In a move guaranteed to heightened tensions between the United States and China, on October 2, the U.S. Citizenship and Immigration Services (USCIS) agency (a section of the Department of Homeland Security) issued the following “Policy Alert” alerting agents to the following policy changes:
The USCIS Policy Manual addresses inadmissibility based on membership in or affiliation with the Communist Party or any other totalitarian party. Membership in or affiliation with the Communist Party or any other totalitarian party is inconsistent and incompatible with the Naturalization Oath of Allegiance to the United States of America, which includes pledging to “support and defend the Constitution and laws of the United States.”
In general, unless otherwise exempt, any intending immigrant who is a member or affiliate of the Communist Party or any other totalitarian party (or subdivision or affiliate), domestic or foreign, is inadmissible to the United States.

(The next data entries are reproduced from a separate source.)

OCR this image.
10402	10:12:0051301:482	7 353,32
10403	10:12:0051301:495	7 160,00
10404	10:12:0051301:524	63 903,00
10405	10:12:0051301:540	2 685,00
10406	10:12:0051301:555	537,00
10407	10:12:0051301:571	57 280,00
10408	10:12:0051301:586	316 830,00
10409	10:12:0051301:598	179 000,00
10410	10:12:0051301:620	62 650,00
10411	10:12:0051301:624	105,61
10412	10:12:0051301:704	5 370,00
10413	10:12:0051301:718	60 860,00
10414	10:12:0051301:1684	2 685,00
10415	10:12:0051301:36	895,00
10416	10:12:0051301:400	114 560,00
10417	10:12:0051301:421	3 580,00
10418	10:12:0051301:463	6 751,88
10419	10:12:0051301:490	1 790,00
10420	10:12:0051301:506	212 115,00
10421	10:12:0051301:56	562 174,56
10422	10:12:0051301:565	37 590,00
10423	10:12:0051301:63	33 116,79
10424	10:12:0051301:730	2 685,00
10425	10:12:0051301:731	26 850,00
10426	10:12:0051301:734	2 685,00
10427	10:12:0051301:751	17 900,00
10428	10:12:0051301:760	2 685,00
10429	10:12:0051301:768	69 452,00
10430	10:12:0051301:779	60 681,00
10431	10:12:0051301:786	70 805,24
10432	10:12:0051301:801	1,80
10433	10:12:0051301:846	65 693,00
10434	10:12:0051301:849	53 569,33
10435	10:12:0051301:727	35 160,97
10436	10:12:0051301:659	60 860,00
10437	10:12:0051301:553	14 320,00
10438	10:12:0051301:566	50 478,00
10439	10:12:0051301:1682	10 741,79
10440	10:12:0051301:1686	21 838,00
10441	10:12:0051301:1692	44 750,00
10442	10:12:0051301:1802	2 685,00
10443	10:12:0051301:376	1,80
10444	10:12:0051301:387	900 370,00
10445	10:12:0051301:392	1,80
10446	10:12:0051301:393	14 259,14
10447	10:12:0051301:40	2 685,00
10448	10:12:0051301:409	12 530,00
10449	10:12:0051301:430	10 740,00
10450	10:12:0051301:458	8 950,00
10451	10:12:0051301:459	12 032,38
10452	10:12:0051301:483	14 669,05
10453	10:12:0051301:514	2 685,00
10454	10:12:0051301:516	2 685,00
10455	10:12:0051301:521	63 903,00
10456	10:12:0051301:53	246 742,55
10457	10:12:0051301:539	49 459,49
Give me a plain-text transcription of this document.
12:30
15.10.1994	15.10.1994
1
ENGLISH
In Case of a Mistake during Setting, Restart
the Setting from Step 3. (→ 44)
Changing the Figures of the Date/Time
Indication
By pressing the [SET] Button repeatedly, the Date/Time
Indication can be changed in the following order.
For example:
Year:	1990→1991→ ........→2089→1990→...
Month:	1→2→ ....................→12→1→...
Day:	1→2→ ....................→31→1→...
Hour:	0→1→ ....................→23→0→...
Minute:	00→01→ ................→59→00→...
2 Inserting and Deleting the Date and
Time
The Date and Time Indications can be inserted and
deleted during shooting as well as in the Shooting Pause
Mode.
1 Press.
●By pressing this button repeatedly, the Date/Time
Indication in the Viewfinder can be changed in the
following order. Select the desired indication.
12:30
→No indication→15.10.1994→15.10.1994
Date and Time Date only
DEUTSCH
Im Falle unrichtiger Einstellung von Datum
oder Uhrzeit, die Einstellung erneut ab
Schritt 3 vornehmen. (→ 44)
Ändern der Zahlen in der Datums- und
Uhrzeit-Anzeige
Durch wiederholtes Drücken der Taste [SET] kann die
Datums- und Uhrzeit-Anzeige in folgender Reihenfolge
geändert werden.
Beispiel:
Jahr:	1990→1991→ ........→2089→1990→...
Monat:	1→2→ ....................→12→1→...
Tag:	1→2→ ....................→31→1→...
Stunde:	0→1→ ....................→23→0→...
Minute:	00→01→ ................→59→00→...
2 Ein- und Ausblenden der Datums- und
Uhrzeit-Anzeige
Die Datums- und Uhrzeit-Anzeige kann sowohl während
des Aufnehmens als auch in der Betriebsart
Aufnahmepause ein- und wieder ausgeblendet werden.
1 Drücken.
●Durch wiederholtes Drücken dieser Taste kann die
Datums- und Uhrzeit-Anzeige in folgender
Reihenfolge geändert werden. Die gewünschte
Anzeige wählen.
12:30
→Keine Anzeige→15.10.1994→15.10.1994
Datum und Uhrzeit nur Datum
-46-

This addition to the policy manual will help officers adjudicate this inadmissibility ground consistent with federal law.
These changes intend to stop the inflow of legal immigration and naturalization of communists and other advocates of totalitarian political movements. While the primary target of this policy change are the 200,000,000 members of the Chinese Communist Party (CCP) and Communist Youth League, it could also affect millions of communists in Cuba, India, Vietnam, Laos, and elsewhere.
Pro-communist television network Telesur immediately termed the move
a new dimension in Washington’s ongoing aggression against the Chinese government and people, and the Left more broadly.
The policy builds on laws dating back to 1918, which classified communists and anarchists as security threats, and to 1950 when the Internal Security Act excluded foreign members of Communist or “totalitarian” parties from becoming naturalized US citizens.
The Pro-Chinese mouthpiece Qiao Collective described it as a new Chinese Exclusion Act:
This is far from the first time that the US has weaponized immigration policy for the sake of anti-communism. And we wonder why the Chinese diaspora is dominated by anti-communist voices ready to serve as mouthpieces for the US.
Keep in mind with more than 90 million members, the Communist Party of China is by far the largest Communist Party in the world. This immigration ban is a thinly-veiled Chinese Exclusion act, designed to uphold the US empire and declare war on actually existing socialism.
Hu Xijin, the editor-in-chief of the pro-Chinese Global Times, stated:
Many outstanding talents in China are Communist Party members. The decision by the US helps keep more talents in China since it takes out their illusion. Not bad. What’s more, non-CPC members now have much less interest in immigrating to the US.
Foreign ministry spokeswoman Hua Chunying condemned the move:
“If this is true, then I think it’s very sad,” Hua told a regular news briefing in Beijing. “We hope that the United States will end this policy, which violates the basic norms of international relations and does little to boost the image and credibility of the US as a great power.”
According to a Radio Free Asia (RSA) news service report, it could create a considerable change among China’s ruling and elite classes who have connections to the CCP:
A Beijing-based academic who gave only the surname Wei said, “There are 90 million party members in China…. Most of them do not commit communism; they just joined as a way to improve their profile.”
“For them, joining the party was a means to an end, because it’s much easier to gain promotion or get the better jobs,” he said. “So, this is serious for them.”
Another quote from the RSA report said:
A former party member surnamed Mao said the new policy would hit the party’s middle- and higher-ranking members hardest.
“This is because they all have relatives, property, and children in the US,” Mao said. “The lower-ranking party members would never have the option of going to the US, so only some people in the system will be directly affected.”
The policy change can also allow U.S. officials to exclude radical Islamic immigrants, because:
In general, any immigrant who is or has been a member of or affiliated with the Communist or any other totalitarian party (or subdivision or affiliate), domestic or foreign, is inadmissible.
The USCIS manual defines “Any other totalitarian party as an organization which advocates the establishment in the United States of a totalitarian dictatorship or totalitarianism.”
Such terrorist organizations as the multinational Islamic Brotherhood members may no longer be allowed in as immigrants into the United States.
It goes without saying that these policies will likely not remain in place should Joe Biden be elected president.